As my kids got older, and as I approached 40, I got tired of constantly meeting everyone else's needs and ignoring mine. (Why are you asking me for a drink while I'm IN THE POTTY???) So now, if I'm on the treadmill and someone wants a snack, she can wait until I am done - or get it herself. I have the right to be healthy and happy, and taking care of myself allows me to take better care of my family.
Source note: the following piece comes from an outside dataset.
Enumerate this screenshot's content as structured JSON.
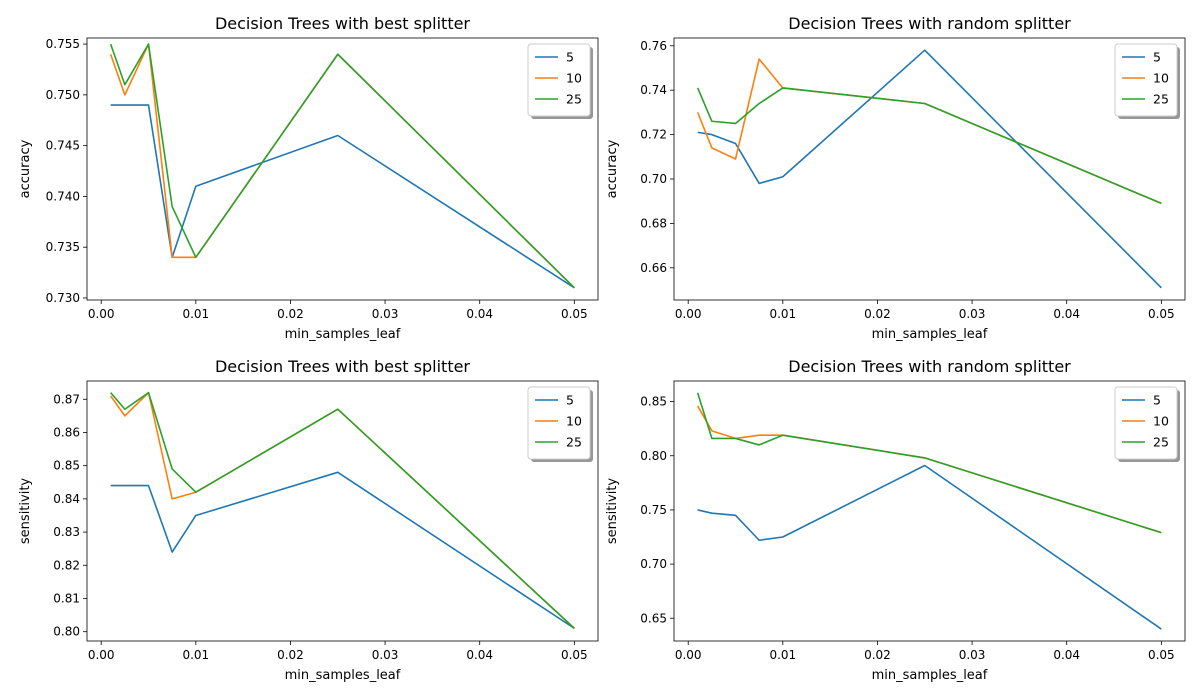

Slacker Mom lets my kids be more independent and less dependent on me. She lets me take some time for myself, feel good about doing something for me for a change. So if my kids are watching TV for an hour instead of reading or doing a science experiment, it won't hurt them. Not every moment must be spent "enriching" their little lives. Did our moms do so much for us, or did they just let us get on with it?

Slacker Mom's ok to take a few minutes to read the paper, watch the news, drink your coffee, or catch up with a friend on the phone. If Mama ain't happy, ain't nobody happy. So be happy and do something for you this morning!

Wednesday, August 12, 2009

Why Slacker Mom?

I have always been an over achiever: straight A's in school, top scores on standardized tests, a driven, Type-A perfectionist. During my first year of college, my roommate called me a "wacko-spaz-joiner", referring to my habit of taking on too many projects, clubs, and classes. (She didn't mean it as a compliment, but now it's a running joke between us.) She was right, and I was sleep-deprived and over-extended, but that didn't stop me. Why not give your all in everything you do? I had no concept of "good enough".

Fast forward ten years, and I'm teaching gifted children in San Diego while working on my Masters in Education. I sit on 6 committees, volunteer for 3 different organizations, have a full social calendar, freelance for a major publishing house, hit the gym at 8 PM every night, and throw regular gourmet dinner parties (with the same roommate, by the way). Still sleep-deprived and over-extended and perfectionistic, but busy and active and involved and happy. I think.

Now, 23 years after the original "wacko-spaz-joiner" comment was made, I realize that I am STILL that girl: the one on all the school committees, volunteering for every job, driving two kids to 4 different activities (EACH) every week, designing costumes for the ballet company and cooking the second grade Thanksgiving feast while recovering from major surgery, making all the cookies for the preschool graduation from scratch, wanting to have it all, wanting to do it all, wanting to do it all perfectly.

And my little girls have a tired, stressed out, sleep-deprived, over-extended, perfectionistic mom. Who falls asleep reading Goodnight Moon at 7 PM.

And my husband may have a home-cooked meal every night, but when he goes to bed, I'm working on the school emergency phone tree directory or the Christmas newsletter or the family vacation scrapbook.

And, worst of all, I've started seeing perfectionistic tendencies in my seven-year-old.

So this summer, I introduced my kids to "Slacker Mom". She visits a few times a week. She serves oatmeal or popcorn for dinner and leaves the beds unmade to take them swimming. Sometimes she even plops them in front of the TV with pizza! On the couch! My kids ADORE Slacker Mom. They ask for her regularly.

Welcome to Slacker Mom. She'll let you off the hook.